How can families afford children?

Collin asks:

Answer me the riddle: The richer the society becomes the less families can afford children? (Note look at India being at replacement level fertility and it is the rich areas bringing the average down.)

I have three boys and wonder how they are ever going to be able to afford a family of more than 1 children in 2030.

“Afford” is a tricky word here.  If the goal is simply to avoid bankruptcy, at the expense of the life satisfaction of the main child rearer (usually the wife), that isn’t so difficult for most Americans and Europeans.  But of course people wish to maximize utility.  And so here are some trends operating against having large numbers of children:

1. Jobs for women are higher-paying and more satisfying than ever before, and that raises the opportunity cost of having large families.

2. Divorce is these days socially imaginable, and for many people desirable if feasible.  The larger the number of children, the harder it is to take advantage of the divorce option, and so that too encourages smaller families.

3. Living space has become especially costly in so many of the major Western cities and suburbs.

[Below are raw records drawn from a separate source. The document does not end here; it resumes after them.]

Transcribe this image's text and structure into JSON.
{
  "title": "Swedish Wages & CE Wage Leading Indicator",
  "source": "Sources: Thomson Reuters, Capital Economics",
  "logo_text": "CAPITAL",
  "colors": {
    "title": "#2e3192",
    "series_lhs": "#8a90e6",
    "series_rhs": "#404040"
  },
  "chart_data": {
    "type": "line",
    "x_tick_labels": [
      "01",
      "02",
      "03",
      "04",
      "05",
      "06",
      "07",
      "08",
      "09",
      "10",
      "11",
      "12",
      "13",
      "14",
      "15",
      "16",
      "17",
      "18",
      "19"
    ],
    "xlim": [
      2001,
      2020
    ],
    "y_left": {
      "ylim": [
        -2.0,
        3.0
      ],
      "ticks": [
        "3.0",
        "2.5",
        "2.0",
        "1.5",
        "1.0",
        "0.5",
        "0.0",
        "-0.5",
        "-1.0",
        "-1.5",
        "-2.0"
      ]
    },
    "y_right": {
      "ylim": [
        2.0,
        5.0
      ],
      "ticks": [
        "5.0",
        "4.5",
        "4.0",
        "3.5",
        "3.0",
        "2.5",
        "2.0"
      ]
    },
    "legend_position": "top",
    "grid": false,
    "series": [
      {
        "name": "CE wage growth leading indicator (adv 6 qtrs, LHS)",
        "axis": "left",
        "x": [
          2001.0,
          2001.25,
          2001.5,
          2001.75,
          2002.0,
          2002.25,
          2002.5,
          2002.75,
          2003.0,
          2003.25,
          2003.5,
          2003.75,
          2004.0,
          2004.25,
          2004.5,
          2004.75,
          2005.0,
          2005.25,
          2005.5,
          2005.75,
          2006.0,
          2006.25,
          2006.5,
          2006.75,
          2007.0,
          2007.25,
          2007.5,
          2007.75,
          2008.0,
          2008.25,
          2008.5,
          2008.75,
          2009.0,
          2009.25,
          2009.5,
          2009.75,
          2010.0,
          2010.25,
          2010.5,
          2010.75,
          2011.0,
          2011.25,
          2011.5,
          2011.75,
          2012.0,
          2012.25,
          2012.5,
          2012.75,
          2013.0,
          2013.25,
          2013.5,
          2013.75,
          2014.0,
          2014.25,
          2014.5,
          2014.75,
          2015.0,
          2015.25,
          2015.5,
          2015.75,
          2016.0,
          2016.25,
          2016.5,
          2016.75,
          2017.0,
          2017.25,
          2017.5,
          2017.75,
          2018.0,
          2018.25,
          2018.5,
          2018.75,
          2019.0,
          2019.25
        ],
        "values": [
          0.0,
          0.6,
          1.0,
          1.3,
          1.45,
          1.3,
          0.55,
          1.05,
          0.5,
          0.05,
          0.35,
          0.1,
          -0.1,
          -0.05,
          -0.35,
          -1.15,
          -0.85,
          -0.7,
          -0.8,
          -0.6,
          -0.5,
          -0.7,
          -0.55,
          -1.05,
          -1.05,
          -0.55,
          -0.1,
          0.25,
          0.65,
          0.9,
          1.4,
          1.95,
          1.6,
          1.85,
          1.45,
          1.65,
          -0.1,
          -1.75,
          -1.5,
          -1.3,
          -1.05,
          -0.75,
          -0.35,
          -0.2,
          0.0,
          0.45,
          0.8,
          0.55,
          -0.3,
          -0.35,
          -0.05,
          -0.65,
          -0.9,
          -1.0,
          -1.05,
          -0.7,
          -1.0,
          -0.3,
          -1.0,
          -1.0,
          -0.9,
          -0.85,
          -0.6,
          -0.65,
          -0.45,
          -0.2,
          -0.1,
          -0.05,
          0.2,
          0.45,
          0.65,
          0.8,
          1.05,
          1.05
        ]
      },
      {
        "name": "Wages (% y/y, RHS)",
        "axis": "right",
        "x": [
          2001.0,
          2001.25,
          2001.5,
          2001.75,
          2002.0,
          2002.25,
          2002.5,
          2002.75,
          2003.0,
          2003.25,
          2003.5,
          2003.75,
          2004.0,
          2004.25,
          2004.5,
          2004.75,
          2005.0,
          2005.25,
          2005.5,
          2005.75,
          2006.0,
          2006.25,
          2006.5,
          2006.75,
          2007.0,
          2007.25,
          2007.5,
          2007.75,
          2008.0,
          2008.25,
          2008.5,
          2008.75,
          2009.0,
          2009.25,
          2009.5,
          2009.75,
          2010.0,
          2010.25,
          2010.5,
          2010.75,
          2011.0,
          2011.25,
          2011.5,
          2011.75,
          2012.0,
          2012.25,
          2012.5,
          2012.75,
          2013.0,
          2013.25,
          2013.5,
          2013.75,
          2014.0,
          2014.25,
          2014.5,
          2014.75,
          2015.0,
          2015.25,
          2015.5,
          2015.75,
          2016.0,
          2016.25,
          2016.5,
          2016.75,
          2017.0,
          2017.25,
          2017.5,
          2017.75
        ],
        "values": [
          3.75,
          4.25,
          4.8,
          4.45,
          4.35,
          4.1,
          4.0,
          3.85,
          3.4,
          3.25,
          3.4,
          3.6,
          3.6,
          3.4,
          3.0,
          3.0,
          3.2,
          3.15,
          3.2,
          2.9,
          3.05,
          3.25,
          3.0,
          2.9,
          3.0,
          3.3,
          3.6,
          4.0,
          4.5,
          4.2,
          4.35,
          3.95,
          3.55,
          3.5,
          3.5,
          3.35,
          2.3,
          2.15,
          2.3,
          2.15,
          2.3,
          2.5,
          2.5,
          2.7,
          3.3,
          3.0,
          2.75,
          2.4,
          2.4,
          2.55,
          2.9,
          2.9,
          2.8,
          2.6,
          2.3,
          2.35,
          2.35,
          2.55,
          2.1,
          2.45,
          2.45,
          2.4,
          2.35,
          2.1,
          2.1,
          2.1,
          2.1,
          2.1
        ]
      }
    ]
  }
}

4. Given the connection between where you live and your public school system, the very best neighborhoods have become very costly positional goods, in part because of their school systems and the embedded social peers for your kids (even if they bus away to private schools.)

5. Child care is subject to some version of the cost disease, as is higher education.  Those services have risen in relative prices and some would say they also have decreased in reliability.

6. These days, there is much more you can do for your single kid (or two), including fancy SAT tutors and unending extracurricular activities.  You thus are less likely to arrive at the “I can’t do any more for this kid, let’s summon up another to keep me busy” point than formerly was the case.  In Beckerian language, you always have the option of a greater investment in quality, in lieu of boosting quantity.

7. Daughters are no longer less popular than sons and arguably they have become somewhat more popular (NYT).  So the notion that you must keep on having kids until a son arrives is weaker than it used to be.  The first child is already a “quality child,” no matter what the gender.

8. Most Westerners are on the whole less religious, and this too diminishes the motives for having a larger number of children, for whatever reasons.

9. The decline of the extended family, with babysitting grandparents, is hardly new news.  Still, I suspect both work and leisure opportunities for the elderly have improved, which lowers their desire to babysit.  Some prefer watching those same babies on Facebook.

That’s a lot of weight operating against multiple children — praise to those who manage nonetheless!